Family care for an older person
Family care means that an older person gets care and attention in the family carer’s home or his or her own home. Family care may be given over long term, temporarily or part time.
Family care means that an older person gets care and attention in the home of a family carer, in a professionally run family care home or in their own home. Care in the older person's home is usually provided on a temporary or part time basis.
An older person may receive family care over the short or long term. Care is regarded as long-term care if it is provided for at least three months, or for at least 14 days in a month. Family care may be provided round the clock or for part of the day. It may also be temporary.
For example, on older person may receive short-term family care when their informal carer has a day off.
An older person may get family care after their needs for services have been assessed. The older person, their family members and the service experts of the municipality talk about the situation to find different solutions. If they decide that family care is the best choice, a municipal authority will make a decision on this together with the older person and their family.
The older person, their family members or authorities may ask for an assessment of service needs, but if necessary, the request may also come from friends or neighbours.
Family care is suitable for older persons who can still partly manage living at home and who do not need help from two carers at a time to cope with their personal daily life. Family care is also suitable for older persons who would like to live together with other people.
The objective of family care is that the older person can live in a home-like environment and have close relationships with other people. In family care, the older person is treated the same as all others living in the home. Everyone in family care has the right to privacy. Older persons can bring some of their own furniture in and decorate their rooms. The home must be easy for older people to get around in, and it must take good care of their safety.
Family care is given in a home-like environment in the family carer’s private home. Short-term family care can also be provided in the older person's own home.
In family care, older people can have long-term relationships with other people. Other advantages about this form of living are that the older person may be looked after by the same carers at all times and feel at home.

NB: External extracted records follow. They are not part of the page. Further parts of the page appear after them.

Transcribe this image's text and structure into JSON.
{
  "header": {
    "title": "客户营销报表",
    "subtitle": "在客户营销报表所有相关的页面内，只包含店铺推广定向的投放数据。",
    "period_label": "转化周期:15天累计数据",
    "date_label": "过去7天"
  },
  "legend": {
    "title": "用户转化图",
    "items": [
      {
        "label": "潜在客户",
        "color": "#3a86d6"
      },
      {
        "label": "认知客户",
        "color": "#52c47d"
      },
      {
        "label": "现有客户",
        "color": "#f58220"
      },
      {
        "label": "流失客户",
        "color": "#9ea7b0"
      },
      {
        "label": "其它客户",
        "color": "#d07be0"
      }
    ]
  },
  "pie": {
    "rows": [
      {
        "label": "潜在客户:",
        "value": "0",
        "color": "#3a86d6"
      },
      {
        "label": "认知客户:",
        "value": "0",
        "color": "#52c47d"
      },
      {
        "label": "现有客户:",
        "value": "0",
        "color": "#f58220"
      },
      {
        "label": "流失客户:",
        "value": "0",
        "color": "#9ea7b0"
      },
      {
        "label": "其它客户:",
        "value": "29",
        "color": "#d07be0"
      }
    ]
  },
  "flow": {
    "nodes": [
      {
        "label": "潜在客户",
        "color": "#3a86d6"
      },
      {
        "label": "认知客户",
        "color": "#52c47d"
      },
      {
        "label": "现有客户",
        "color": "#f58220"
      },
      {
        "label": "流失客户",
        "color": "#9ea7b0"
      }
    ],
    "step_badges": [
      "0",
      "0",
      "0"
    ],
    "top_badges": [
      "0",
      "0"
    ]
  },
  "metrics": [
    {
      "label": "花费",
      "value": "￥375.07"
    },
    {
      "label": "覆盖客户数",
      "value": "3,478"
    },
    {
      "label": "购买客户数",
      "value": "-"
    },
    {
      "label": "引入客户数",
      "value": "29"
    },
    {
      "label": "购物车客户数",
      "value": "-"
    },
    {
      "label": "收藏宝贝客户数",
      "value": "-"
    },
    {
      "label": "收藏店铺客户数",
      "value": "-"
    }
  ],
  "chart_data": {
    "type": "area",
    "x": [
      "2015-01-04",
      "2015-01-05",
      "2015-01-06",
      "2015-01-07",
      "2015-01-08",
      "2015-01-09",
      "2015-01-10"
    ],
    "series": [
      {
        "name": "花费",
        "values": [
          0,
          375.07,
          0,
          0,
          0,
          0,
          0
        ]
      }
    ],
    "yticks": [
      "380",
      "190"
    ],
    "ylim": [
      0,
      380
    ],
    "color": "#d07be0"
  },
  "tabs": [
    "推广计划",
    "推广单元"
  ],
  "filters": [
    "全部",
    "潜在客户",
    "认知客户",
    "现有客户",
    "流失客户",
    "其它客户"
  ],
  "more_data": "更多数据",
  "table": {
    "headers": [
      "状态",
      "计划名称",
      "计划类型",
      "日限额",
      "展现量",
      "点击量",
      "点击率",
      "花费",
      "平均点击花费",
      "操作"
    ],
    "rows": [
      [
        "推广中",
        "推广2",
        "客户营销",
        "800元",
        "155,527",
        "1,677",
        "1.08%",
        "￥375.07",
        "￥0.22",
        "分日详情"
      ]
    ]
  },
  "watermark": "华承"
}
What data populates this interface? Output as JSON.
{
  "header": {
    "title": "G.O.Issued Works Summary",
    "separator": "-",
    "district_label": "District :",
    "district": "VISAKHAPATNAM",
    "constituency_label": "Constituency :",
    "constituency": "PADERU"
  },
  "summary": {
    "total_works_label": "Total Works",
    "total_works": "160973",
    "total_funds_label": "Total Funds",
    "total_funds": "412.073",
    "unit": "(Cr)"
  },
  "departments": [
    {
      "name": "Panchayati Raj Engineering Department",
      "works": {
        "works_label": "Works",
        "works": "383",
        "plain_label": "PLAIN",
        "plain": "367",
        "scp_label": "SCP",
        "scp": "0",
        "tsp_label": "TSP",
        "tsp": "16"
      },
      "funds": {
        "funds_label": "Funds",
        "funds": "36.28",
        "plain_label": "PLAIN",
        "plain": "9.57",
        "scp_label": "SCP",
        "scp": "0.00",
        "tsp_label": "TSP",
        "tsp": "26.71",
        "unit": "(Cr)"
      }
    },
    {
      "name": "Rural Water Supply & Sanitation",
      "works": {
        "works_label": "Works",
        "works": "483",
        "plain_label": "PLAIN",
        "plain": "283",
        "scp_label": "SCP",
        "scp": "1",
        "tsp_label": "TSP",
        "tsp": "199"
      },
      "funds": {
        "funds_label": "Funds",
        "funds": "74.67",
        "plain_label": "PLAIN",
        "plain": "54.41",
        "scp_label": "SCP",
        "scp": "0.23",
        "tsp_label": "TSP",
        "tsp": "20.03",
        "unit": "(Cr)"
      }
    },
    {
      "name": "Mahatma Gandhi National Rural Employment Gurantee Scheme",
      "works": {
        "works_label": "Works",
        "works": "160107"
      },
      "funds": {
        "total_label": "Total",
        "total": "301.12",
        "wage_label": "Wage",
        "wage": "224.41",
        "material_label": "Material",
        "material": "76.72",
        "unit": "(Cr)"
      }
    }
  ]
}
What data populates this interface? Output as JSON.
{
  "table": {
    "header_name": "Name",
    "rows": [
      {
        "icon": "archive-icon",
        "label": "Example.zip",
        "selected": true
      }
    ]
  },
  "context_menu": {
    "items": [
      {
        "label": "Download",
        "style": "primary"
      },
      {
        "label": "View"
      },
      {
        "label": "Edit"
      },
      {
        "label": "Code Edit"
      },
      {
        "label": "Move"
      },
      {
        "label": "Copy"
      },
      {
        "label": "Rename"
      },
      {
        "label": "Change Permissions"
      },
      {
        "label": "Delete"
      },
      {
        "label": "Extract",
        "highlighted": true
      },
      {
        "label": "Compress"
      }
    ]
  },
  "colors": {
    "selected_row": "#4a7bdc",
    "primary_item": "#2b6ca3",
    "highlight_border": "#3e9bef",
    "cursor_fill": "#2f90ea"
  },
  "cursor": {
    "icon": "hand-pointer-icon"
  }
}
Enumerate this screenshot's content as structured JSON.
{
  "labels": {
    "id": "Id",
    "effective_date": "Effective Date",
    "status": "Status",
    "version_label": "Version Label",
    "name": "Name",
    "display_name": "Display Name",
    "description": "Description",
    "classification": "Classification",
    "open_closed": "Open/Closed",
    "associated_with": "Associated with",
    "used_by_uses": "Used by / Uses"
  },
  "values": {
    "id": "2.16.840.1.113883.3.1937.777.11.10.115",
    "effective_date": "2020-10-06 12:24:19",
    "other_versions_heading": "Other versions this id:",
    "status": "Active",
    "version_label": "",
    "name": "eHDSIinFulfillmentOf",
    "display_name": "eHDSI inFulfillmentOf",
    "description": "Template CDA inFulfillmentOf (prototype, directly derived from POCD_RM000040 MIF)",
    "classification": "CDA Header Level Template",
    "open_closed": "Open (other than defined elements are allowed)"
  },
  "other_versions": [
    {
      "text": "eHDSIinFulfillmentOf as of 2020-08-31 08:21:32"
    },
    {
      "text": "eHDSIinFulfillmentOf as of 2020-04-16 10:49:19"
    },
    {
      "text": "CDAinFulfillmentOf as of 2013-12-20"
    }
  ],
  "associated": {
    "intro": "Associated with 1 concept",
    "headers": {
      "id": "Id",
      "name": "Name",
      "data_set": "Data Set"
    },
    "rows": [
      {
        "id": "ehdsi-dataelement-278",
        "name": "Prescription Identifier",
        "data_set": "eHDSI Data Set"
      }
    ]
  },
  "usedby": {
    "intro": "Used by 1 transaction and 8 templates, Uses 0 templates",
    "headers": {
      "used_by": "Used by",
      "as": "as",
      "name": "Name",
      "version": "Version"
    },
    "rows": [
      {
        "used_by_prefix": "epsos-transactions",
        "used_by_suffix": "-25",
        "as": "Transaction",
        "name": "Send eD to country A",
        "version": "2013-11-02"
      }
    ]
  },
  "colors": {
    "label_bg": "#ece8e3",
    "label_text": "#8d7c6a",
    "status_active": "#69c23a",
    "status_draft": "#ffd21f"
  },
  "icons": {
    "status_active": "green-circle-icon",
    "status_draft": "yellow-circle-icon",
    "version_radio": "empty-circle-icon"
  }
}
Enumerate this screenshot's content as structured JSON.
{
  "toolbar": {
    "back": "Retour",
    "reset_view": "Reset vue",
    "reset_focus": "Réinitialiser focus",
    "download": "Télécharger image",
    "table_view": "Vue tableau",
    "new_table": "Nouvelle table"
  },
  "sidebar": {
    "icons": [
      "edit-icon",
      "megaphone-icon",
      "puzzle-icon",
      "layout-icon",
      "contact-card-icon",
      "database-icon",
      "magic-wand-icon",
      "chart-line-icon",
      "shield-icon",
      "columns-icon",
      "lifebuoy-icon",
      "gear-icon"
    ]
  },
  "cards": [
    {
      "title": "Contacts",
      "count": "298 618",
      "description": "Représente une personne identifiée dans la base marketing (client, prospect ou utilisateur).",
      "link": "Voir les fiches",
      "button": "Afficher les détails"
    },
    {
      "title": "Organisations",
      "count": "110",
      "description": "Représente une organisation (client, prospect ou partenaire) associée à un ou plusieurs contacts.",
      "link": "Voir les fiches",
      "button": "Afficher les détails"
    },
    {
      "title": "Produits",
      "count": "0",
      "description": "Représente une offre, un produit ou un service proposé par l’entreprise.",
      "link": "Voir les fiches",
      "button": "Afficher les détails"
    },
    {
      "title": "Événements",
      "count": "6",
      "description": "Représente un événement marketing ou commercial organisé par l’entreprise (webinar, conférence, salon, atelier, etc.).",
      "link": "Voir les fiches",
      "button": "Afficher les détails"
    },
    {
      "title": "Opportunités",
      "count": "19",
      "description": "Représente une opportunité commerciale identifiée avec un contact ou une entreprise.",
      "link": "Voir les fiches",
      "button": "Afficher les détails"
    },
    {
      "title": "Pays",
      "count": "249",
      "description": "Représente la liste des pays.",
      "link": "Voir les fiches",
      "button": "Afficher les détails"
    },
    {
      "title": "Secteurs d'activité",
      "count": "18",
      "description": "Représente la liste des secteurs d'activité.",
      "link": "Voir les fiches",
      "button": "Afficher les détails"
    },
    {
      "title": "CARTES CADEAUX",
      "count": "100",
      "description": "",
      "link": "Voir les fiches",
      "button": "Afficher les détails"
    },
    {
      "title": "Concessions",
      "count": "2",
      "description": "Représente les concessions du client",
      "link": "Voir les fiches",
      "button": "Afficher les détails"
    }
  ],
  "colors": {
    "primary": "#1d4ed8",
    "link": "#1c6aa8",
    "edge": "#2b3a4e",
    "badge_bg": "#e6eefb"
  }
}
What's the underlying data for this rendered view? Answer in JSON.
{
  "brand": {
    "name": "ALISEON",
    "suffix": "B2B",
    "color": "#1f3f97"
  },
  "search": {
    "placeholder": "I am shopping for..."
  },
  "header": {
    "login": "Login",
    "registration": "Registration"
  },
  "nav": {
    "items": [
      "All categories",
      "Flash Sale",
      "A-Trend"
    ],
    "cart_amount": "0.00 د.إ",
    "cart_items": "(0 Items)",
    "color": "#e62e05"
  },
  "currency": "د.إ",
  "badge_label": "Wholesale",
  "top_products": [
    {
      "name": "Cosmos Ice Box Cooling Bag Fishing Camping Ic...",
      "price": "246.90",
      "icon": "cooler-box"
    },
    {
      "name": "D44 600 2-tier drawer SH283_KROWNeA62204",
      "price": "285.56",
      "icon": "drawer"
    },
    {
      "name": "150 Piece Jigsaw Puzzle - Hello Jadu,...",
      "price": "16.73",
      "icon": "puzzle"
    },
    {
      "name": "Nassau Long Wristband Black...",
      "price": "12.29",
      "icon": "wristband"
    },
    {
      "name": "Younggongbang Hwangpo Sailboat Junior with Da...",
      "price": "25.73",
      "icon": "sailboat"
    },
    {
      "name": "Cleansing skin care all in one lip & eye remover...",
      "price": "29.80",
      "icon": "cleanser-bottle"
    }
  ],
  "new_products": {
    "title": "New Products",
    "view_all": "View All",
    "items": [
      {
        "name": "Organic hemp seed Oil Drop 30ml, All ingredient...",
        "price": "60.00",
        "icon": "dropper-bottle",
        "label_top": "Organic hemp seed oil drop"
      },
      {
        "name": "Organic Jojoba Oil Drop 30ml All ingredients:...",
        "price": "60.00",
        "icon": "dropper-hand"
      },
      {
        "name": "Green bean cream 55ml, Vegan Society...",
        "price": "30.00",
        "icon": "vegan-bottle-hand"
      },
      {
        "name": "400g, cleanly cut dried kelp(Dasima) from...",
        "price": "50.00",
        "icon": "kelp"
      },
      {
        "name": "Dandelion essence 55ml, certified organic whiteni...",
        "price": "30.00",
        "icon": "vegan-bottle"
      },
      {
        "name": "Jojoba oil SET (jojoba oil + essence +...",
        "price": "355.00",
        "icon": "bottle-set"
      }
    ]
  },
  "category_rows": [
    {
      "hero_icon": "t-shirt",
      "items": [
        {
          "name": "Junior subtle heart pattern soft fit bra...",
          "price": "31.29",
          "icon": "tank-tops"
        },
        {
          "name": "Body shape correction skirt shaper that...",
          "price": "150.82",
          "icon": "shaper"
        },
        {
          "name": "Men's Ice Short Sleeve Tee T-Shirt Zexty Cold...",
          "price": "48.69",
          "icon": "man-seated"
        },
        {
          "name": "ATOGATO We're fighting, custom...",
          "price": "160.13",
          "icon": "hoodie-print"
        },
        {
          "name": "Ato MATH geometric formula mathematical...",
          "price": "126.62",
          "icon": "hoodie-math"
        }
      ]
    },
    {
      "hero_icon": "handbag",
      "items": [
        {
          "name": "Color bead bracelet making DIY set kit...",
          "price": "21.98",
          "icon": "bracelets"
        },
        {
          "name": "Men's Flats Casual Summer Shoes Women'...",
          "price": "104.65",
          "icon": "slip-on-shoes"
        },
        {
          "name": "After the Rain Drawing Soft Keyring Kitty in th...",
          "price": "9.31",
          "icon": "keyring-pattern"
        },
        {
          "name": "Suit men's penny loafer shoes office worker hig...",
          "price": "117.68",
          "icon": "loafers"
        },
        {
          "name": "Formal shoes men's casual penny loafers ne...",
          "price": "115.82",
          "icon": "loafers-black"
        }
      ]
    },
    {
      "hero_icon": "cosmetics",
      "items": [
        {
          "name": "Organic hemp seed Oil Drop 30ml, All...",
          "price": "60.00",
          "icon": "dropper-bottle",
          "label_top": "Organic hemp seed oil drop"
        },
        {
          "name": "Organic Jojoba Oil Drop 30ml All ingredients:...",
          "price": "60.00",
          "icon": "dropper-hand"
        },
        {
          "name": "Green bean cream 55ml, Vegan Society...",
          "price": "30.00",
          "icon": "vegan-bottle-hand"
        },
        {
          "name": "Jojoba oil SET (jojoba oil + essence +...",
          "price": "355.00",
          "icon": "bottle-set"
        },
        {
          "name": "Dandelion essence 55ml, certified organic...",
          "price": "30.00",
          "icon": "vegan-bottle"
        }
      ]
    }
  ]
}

Many older people feel lonely. The care provided in family environment is very individual and the older person can become close with the carers.
In family care, older people can take part in the family’s daily life when they feel up to it and if they want to. If there are children in the family care home, the older person can enjoy the company of people of different ages. In family care, the older person may take part in interesting activities and enjoy the company of other people.
You home municipality will tell you about the costs. Generally, the fees for long-term family care are determined in the same way as fees for long-term institutional care.
The fees cover the services provided by the family carer, food and housing. The fee may not be larger than the costs of providing the service. Any other costs are paid by the older person.
If the older person does not have enough money to pay for the fees, the fees may be reduced, or they may not be collected.
When an older person is in family care, no fees for home care are charged.
You may get support for the costs of family care in the same way as support for the costs of long-term institutional care: you can apply to Kela for a care allowance. An older person may apply to the municipality’s social welfare services to get support for transport from their home to family care and back again. This support is discretionary: an older person may get it if the municipality has enough money for it. People with severe disabilities have the right under the law to get support for transport.
The municipality is responsible for organising and supervising family care. The municipality is also responsible for providing coaching and training for family carers.
As a family carer can be approved a person who has completed the coaching and who, because of their training, experience or characteristics, is regarded as suitable for the task. A care home with a single carer can have no more than four residents, and a home with two carers no more than six. Any children under the school age who live in the same household are included in this number.
Family care may only be organised in a home where all people living agree on it.